Companies Step Up to Pay Tax Bill for Man Who Returned Derek Jeter’s 3,000th Hit Ball
Christian Lopez, the 23-year-old fan who scooped up the home run ball after Derek Jeter notched his 3,000th hit and graciously returned it, was expected to be hit with a nasty tax bill for all the Yankees swag he got in exchange for his good deed.
Now companies are stepping up to help.
Miller High Life said Wednesday it would cover whatever is owed. "Miller High Life believes you should be rewarded for doing the right thing, not penalized," the beer company's brand manager, Brendan Noonan, said.
Lopez has even been gifted a 2009 Yankees World Series ring, courtesy of team sponsor Modell's Sporting Goods.

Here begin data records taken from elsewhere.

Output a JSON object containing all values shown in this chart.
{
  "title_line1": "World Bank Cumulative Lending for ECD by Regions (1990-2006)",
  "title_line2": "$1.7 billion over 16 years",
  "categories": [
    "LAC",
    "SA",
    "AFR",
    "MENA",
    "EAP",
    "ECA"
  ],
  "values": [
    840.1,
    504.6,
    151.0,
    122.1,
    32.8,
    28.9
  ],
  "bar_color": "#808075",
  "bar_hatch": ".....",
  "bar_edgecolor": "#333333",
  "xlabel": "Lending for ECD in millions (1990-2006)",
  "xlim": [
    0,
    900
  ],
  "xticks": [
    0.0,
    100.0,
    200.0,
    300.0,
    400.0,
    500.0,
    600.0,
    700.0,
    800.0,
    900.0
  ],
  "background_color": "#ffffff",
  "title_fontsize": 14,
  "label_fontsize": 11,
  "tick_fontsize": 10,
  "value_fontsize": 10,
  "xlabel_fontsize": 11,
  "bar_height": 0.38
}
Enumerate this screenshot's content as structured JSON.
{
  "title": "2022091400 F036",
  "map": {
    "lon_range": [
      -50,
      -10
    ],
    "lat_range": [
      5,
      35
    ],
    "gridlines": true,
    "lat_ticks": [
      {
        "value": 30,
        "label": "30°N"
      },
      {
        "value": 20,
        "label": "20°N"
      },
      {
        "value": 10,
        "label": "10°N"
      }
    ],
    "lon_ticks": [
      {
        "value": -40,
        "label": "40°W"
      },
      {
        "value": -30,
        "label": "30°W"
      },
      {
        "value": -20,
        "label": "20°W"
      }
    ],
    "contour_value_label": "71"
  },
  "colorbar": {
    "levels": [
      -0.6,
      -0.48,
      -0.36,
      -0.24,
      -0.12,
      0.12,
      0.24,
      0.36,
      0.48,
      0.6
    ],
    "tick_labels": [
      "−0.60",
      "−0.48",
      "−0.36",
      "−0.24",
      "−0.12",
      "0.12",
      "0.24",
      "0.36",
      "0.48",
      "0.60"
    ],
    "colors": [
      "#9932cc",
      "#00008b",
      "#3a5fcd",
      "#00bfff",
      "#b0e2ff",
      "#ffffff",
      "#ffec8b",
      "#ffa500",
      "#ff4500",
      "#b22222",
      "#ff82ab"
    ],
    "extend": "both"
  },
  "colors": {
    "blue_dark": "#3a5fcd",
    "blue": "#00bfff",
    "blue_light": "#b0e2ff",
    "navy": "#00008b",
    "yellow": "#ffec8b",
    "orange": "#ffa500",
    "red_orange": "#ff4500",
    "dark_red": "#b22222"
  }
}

In addition, Lopez will bank five percent of the entire chain's Yankees merchandise sales for one week. CEO Mitchell Modell, who called Lopez "a class act," and Brandon Steiner, CEO of Steiner Sports, have promised Lopez at least $25,000 each.
And the good news just keeps on coming. Topps' Vice President for Sports Mark Sapir says the company's employees were so impressed by Lopez's selfless act, a trading card featuring Lopez will be produced later this year.
Thus proving that sometimes good deeds don't just go unpunished, they have extremely happy endings.